Artinya berjalan menuju Allah. Berusaha membenahi ibadah. Buat peserta
KuliahOnline yang saat ini jaya, sehat, keluarganya utuh, rizkinya banyak,
inilah saat-saat terbaik menabung sebanyak-banyaknya amal. Ibarat orang
menabung, nabung terus. Saatnya memakai tuh uang yang ditabung, tinggal datang
menghadap teller, dan pake dah tuh uang. Dah tersedia. Atau malahan tinggal
mencet dengan ujung jari lewat keypad atau keyboard (mobile banking atau internet
banking). Maka demikianlah pula amalan kita.
Kapan
amalan akan sungguh-sungguh kita pakai? Nanti ketika sakratul maut. Itulah
babak baru yang sesungguhnya dari kehidupan kita. Saat itulah sungguh sangat
diperlukan semua amal. Masya Allah. Mudah-mudahan Allah mengasihi kita semua.
Banyak di antara kita yang mengeluh tentang keadaannya di dunia ini. Tapi dia
tiada berpikir tentang kemaksiatannya kepada Allah. Dia tiada berpikir betapa
malasnya dia beribadah, sementara rizki Allah mengalir keras. Shalat wajib
dilakukan di akhir. Tanpa hati. Shalat sunnah? Wuah, entah sudah berapa waktu
shalat-shalat sunnah tiada tertegak sempurna. Kadang shalat sunnah, kadang
tidak. Dan barangkali lebih banyak tidak tertegaknya dibanding tertegaknya.
Wahai
diriku yang mengaku memiliki Allah sebagai Tuhannya. Engkau dituntut untuk
beribadah. Karena engkau diciptakan untuk beribadah. Tapi lihatlah, engkau
selalu khawatir soal-soal dunia. Tidak khawatir soal-soal akhirat. Saatnya kini
engkau membuka mata. Ada yang lebih penting ketimbang soal hutang, jodoh,
karir, kerjaan, rumah tangga, anak keturunan, rumah tempat tinggal, perniagaan,
kekayaan. Ada yang lebih penting dari itu semua. Yaitu bagaimana kita kembali
kepada Allah dalam keadaan amal banyak, diterima dan meninggal dalam keadaan
hati yang bersih, diri yang diampuni dan husnul khatimah.
Dan
ketika seorang hamba bergerak menuju Allah, melakukan amalan-amalan yang
mengantarkannya dekat dengan Allah, maka subhaanallaah, pada saat bersamaan
Allah akan angkat setinggi-tingginya derajatnya. Dunia akan Allah serahkan
kepada siapa yang Dia percayai. Andaipun ada yang mendapatkan dunia-Nya,
padahal ia tiada ahli ibadah malah banyak maksiat, maka sesungguhnya
kesengsaraan dan kenestapaan akan menjadi haknya.
Tinggal
tunggu waktu saja. Atau malah sudah, tapi dia tidak merasakan itu. Dan
sebaliknya, bila yang belum kunjung mendapatkan anugerah dari Allah, sabarlah.
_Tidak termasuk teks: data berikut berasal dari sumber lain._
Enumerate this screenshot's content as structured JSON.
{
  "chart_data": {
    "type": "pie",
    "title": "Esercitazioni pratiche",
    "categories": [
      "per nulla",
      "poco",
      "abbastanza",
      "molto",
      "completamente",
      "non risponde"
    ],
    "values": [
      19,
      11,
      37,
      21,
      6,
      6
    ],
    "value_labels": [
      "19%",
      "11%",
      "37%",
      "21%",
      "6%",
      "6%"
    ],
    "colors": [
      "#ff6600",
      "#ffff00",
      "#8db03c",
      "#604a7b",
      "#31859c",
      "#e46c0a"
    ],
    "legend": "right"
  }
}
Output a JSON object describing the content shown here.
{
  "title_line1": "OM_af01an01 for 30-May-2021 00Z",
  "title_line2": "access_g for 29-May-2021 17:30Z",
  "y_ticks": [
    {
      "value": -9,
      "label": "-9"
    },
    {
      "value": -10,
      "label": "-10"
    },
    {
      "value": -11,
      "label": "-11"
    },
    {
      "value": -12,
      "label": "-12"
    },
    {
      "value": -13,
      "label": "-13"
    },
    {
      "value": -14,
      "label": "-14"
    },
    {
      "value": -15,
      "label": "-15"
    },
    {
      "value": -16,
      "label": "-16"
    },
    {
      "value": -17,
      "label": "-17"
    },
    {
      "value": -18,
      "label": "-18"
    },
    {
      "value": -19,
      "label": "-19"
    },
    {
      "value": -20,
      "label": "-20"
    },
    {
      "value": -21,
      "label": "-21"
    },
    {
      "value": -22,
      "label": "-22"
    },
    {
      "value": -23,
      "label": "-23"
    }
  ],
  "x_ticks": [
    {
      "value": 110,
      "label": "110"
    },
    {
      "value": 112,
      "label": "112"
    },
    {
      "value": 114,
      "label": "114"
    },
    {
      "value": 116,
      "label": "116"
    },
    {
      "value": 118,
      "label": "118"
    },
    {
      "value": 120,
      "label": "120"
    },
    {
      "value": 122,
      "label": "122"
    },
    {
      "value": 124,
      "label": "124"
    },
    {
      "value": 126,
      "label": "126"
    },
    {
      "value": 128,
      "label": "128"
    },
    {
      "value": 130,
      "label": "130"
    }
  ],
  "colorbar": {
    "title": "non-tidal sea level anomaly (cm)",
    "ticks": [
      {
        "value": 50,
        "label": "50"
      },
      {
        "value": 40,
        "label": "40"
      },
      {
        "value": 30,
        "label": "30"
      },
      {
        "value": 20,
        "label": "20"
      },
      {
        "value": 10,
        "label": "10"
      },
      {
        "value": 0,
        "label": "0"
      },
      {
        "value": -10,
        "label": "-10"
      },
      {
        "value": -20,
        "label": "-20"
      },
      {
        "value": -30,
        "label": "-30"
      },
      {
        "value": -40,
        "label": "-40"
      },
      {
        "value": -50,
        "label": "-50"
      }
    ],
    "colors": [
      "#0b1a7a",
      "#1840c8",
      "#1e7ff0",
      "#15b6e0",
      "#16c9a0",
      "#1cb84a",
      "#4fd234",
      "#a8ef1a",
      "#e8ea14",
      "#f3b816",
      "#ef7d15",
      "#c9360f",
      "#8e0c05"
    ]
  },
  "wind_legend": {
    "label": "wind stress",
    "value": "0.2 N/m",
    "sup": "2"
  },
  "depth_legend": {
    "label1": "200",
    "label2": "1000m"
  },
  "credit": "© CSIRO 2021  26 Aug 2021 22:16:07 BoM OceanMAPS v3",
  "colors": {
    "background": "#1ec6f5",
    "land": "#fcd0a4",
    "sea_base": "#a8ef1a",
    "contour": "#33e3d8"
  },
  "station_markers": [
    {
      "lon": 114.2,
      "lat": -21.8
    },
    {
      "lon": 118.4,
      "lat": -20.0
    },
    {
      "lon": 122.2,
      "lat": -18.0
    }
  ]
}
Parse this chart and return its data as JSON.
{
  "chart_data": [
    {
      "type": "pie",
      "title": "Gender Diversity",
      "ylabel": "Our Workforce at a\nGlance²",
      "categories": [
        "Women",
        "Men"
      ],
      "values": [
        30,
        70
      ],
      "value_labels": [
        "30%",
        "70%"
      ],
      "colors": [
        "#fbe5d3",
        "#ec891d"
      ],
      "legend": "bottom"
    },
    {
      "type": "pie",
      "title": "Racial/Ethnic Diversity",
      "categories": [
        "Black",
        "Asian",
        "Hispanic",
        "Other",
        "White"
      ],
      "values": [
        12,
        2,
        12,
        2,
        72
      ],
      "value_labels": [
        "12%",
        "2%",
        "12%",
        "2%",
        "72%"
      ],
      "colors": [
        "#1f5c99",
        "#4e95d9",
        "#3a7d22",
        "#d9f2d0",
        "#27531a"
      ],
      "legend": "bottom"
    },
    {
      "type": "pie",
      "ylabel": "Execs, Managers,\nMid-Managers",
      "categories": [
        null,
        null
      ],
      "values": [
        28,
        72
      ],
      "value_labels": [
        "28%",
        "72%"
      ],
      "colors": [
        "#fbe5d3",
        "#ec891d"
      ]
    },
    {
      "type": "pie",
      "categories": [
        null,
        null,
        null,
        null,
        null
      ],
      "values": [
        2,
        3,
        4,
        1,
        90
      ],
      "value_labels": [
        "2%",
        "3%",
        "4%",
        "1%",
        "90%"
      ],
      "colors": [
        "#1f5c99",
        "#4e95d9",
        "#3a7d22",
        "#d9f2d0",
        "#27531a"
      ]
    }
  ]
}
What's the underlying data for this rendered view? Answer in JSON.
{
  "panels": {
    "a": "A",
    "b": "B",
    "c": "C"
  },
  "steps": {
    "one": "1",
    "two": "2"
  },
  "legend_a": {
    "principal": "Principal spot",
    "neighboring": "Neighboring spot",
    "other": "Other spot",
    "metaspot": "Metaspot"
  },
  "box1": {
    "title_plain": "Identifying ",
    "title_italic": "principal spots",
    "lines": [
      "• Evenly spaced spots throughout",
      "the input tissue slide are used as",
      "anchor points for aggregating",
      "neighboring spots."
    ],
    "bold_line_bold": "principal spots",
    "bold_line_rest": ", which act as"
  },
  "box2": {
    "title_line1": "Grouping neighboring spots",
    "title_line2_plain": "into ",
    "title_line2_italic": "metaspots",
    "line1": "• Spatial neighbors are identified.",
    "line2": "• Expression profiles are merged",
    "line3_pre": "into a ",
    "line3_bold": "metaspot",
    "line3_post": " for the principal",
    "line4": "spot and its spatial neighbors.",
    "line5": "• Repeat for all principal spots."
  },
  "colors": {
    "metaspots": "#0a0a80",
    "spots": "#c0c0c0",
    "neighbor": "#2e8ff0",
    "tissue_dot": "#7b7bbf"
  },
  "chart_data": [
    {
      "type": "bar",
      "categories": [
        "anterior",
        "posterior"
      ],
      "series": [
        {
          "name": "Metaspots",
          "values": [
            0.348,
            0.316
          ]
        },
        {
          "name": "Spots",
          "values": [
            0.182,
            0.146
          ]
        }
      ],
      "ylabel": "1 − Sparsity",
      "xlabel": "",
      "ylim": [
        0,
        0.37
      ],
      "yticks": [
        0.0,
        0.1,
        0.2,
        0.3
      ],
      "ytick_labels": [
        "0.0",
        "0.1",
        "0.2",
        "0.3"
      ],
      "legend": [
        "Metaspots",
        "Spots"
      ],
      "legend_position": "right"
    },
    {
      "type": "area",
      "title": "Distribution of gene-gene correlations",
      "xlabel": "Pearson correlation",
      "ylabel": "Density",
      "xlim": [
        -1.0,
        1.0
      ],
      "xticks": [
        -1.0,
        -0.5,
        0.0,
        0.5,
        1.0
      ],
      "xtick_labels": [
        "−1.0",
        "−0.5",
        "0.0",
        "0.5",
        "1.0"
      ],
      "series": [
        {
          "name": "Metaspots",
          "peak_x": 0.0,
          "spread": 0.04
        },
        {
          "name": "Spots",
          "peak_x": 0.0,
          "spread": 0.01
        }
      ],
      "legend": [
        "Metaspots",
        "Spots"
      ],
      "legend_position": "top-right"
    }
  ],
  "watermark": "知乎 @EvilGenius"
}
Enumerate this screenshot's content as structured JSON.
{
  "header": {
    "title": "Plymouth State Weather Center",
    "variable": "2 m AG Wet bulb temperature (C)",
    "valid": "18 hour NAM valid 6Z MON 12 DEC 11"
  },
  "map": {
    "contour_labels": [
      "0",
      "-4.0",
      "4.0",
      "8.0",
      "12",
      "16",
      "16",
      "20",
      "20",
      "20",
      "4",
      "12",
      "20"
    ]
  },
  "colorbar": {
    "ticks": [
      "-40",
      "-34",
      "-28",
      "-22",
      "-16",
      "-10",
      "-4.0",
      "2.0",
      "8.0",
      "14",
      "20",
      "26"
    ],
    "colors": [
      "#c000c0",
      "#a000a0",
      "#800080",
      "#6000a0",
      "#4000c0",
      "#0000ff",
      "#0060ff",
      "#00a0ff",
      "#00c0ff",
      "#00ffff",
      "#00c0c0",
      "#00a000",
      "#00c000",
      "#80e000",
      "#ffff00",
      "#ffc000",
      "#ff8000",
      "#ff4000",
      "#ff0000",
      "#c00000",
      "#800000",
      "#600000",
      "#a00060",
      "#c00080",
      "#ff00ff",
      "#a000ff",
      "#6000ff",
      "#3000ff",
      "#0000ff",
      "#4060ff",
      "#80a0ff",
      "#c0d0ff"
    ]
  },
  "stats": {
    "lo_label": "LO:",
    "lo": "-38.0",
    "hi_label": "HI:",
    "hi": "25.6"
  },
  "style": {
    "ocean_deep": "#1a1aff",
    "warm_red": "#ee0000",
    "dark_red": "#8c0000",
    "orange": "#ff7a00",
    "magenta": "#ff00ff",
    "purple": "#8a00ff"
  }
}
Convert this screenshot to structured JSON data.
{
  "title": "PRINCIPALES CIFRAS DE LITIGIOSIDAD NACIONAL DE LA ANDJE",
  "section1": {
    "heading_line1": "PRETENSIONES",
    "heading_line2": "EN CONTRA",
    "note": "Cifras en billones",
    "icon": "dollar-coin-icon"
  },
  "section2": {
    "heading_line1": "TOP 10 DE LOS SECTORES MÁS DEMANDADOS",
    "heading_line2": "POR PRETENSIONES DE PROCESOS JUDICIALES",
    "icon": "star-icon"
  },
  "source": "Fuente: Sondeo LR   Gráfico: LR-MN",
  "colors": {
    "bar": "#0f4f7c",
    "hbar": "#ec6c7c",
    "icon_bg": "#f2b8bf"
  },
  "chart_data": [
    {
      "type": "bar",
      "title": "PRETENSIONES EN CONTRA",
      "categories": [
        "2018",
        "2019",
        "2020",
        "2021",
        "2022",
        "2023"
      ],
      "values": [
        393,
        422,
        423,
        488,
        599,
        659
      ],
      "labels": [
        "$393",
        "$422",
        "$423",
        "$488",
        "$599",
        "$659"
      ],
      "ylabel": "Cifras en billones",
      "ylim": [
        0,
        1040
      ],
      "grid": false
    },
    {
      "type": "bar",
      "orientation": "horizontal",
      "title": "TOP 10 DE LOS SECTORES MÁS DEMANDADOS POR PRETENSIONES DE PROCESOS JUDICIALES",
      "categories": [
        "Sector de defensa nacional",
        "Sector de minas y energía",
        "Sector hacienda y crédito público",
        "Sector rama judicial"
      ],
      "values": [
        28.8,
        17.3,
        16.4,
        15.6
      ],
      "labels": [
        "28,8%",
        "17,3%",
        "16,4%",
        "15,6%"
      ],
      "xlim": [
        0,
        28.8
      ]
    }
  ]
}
Semua ada waktunya. Dan anugerah terbesar buat mereka yang mendekatkan dirinya
kepada Allah, adalah kedekatan diri itu sendiri! Dunia menjadi tiada arti buat
mereka yang menempatkan Allah di atas segala-galanya. Atau, ayo mari kita
koreksi lewat pembekalan-pembekalan materi sebelumnya dan husnusdzdzan ke Allah,
bahwa Allah subhaanahuu wata'aala berkenan mengampuni dan menyuci dosa-dosa
kita dulu, sampe kita kemudian pantas diangkat derajatnya dan diberikan segala
yang kita hajatkan. Baarokawloohu lanaa.
***
Satu
hari saya jalan melintas di satu daerah. Tetidur di dalam mobil. Saat
terbangun, ada tanda pom bensin sebentar lagi. Saya pesen ke supir saya:
"Nanti di depan ke kiri ya".
"Masih
banyak, Pak Ustadz".
Saya
paham. Supir saya mengira saya pengen beli bensin. Padahal bukan. Saya pengen
pipis.
Begitu
berhenti dan keluar dari mobil, ada seorang sekuriti. "PakUstadz!".
Dari
jauh ia melambai dan mendekati saya. Saya menghentikan langkah. Menunggu
beliau.
"Pak
Ustadz, alhamdulillah nih bisa ketemu Pak Ustadz. Biasanya kan hanya melihat di
TV saja...".
Saya
senyum aja. Ga ke-geeran, insya Allah, he he he. "Saya ke toilet dulu
ya".
"Nanti
saya pengen ngobrol boleh Ustadz?"
"Saya
buru-buru loh. Tentang apaan sih?"
"Saya
bosen jadi satpam Pak Ustadz".
Sejurus
kemudian saya sadar, ini Allah pasti yang "berhentiin" saya. Lagi
enak-enak tidur di perjalanan, saya terbangun pengen pipis. Eh nemu pom bensin.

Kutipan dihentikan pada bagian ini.